We’ve long known that marijuana has a complicated history. But is it actually pejorative and racist?

Over the past few weeks I asked cannabis experts and my own Leafly colleagues for their input.

It turns out there’s no easy answer to the question. During our conversations, it dawned on me that we get into trouble when we demand a binary answer to a nonbinary question. We ask: “Is this word offensive?” But in most cases language doesn’t work like that. Words live, breathe, and evolve in an atmosphere of cultural context.

Origin of the word

Historian Isaac Campos, author of the book Home Grown: Marijuana and the Origins of Mexico’s War on Drugs, is the leading authority on the origin of the word. He traces it to botanists conducting research in Mexico in the 1850s. Those early naturalists noted that the local population had taken to calling the plant previously known as pipiltzintzintlis by a new name: mariguana. That word, Campos noted, would go on to “conquer the lexica of most of the Western Hemisphere.”

David Downs, Leafly’s California bureau chief, tipped me to Campos’ book. “Marijuana is an authentic indigenous Mexican term that has cultural and historical validity from the 1800s through the present day,” Downs said, “even if others abused it for political aims in the 20th century.”

1930s: Demonizing the plant with a word

Marijuana held few negative connotations until the 1930s, when prohibitionist crusaders like Harry Anslinger, working with the Hearst newspaper chain, used it to demonize what had previously been known as hemp or cannabis.

By calling it marijuana, Anslinger meant to cast a menacing, xenophobic shadow over good old patriotic hemp. And let’s be clear: By calling it marijuana, the intent was to frame cannabis as a dark-skinned threat to notions of white American innocence and purity.
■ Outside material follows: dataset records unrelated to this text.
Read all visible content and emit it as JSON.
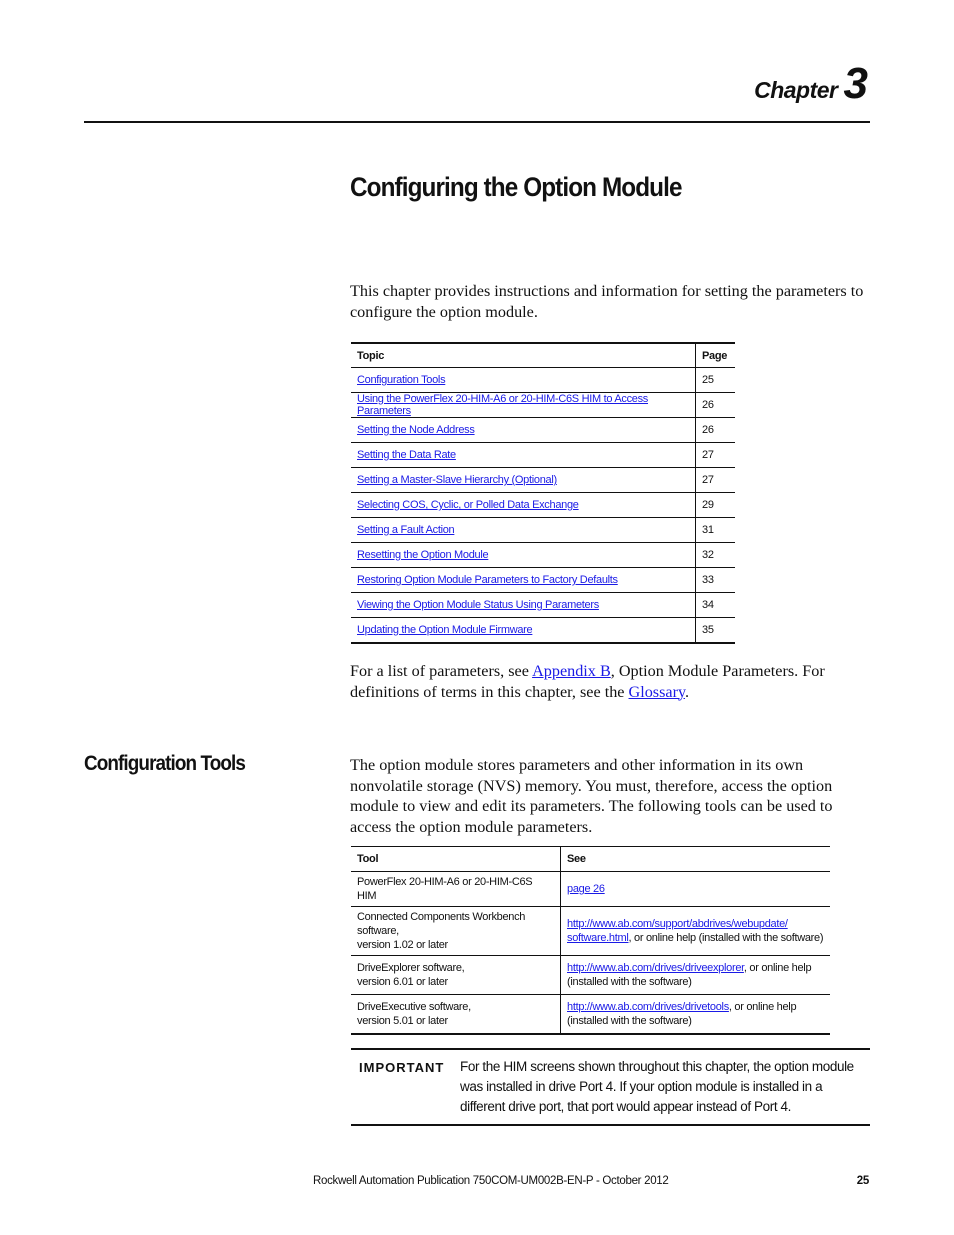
{
  "chapter": {
    "word": "Chapter",
    "number": "3"
  },
  "title": "Configuring the Option Module",
  "intro": "This chapter provides instructions and information for setting the parameters to configure the option module.",
  "topics_table": {
    "headers": [
      "Topic",
      "Page"
    ],
    "rows": [
      {
        "topic": "Configuration Tools",
        "page": "25"
      },
      {
        "topic": "Using the PowerFlex 20-HIM-A6 or 20-HIM-C6S HIM to Access Parameters",
        "page": "26"
      },
      {
        "topic": "Setting the Node Address",
        "page": "26"
      },
      {
        "topic": "Setting the Data Rate",
        "page": "27"
      },
      {
        "topic": "Setting a Master-Slave Hierarchy (Optional)",
        "page": "27"
      },
      {
        "topic": "Selecting COS, Cyclic, or Polled Data Exchange",
        "page": "29"
      },
      {
        "topic": "Setting a Fault Action",
        "page": "31"
      },
      {
        "topic": "Resetting the Option Module",
        "page": "32"
      },
      {
        "topic": "Restoring Option Module Parameters to Factory Defaults",
        "page": "33"
      },
      {
        "topic": "Viewing the Option Module Status Using Parameters",
        "page": "34"
      },
      {
        "topic": "Updating the Option Module Firmware",
        "page": "35"
      }
    ]
  },
  "references": {
    "part1": "For a list of parameters, see ",
    "appendix_link": "Appendix B",
    "part2": ", Option Module Parameters. For definitions of terms in this chapter, see the ",
    "glossary_link": "Glossary",
    "part3": "."
  },
  "section": {
    "heading": "Configuration Tools",
    "paragraph": "The option module stores parameters and other information in its own nonvolatile storage (NVS) memory. You must, therefore, access the option module to view and edit its parameters. The following tools can be used to access the option module parameters."
  },
  "tools_table": {
    "headers": [
      "Tool",
      "See"
    ],
    "rows": [
      {
        "tool_line1": "PowerFlex 20-HIM-A6 or 20-HIM-C6S HIM",
        "tool_line2": "",
        "link": "page 26",
        "link_line2": "",
        "suffix": ""
      },
      {
        "tool_line1": "Connected Components Workbench software,",
        "tool_line2": "version 1.02 or later",
        "link": "http://www.ab.com/support/abdrives/webupdate/",
        "link_line2": "software.html",
        "suffix": ", or online help (installed with the software)"
      },
      {
        "tool_line1": "DriveExplorer software,",
        "tool_line2": "version 6.01 or later",
        "link": "http://www.ab.com/drives/driveexplorer",
        "link_line2": "",
        "suffix": ", or online help (installed with the software)"
      },
      {
        "tool_line1": "DriveExecutive software,",
        "tool_line2": "version 5.01 or later",
        "link": "http://www.ab.com/drives/drivetools",
        "link_line2": "",
        "suffix": ", or online help (installed with the software)"
      }
    ]
  },
  "important": {
    "label": "IMPORTANT",
    "text": "For the HIM screens shown throughout this chapter, the option module was installed in drive Port 4. If your option module is installed in a different drive port, that port would appear instead of Port 4."
  },
  "footer": {
    "publication": "Rockwell Automation Publication 750COM-UM002B-EN-P - October 2012",
    "page_number": "25"
  },
  "colors": {
    "link": "#1a1ae6",
    "text": "#111111"
  }
}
Queen Adesuyi, senior national policy manager for the Drug Policy Alliance, noted that the word didn’t originate as an anti-immigrant slur. “The word marijuana was not originally created to stigmatize the plant,” she told me. “Rather, it was used in a political way to stigmatize the plant and the people associated with the plant. Where we see the actual harm of the use of the word marijuana is in the federal legal code, because it was intentionally used to align the plant with Mexicans, and Mexican-Americans, in order to incite xenophobia and bigotry. But the word itself is not a slur.”

“The word cannabis is very disconnected to most communities,” she said. “Your average person does not refer to the plant as cannabis.”

“As we’re working to advance legalization across the country, what we don’t want is a complete whitewashing of the history of marijuana criminalization and the impact that’s had on people of color,” Adesuyi added. “This is something we’re seeing the industry do. There’s an active attempt to revamp what the plant means, and who it represents.”

“When you think about ‘the new face of cannabis’” presented by some companies, she said, “it oftentimes is not in alignment with [those most affected by] the stigmatized and criminalized history of the plant.”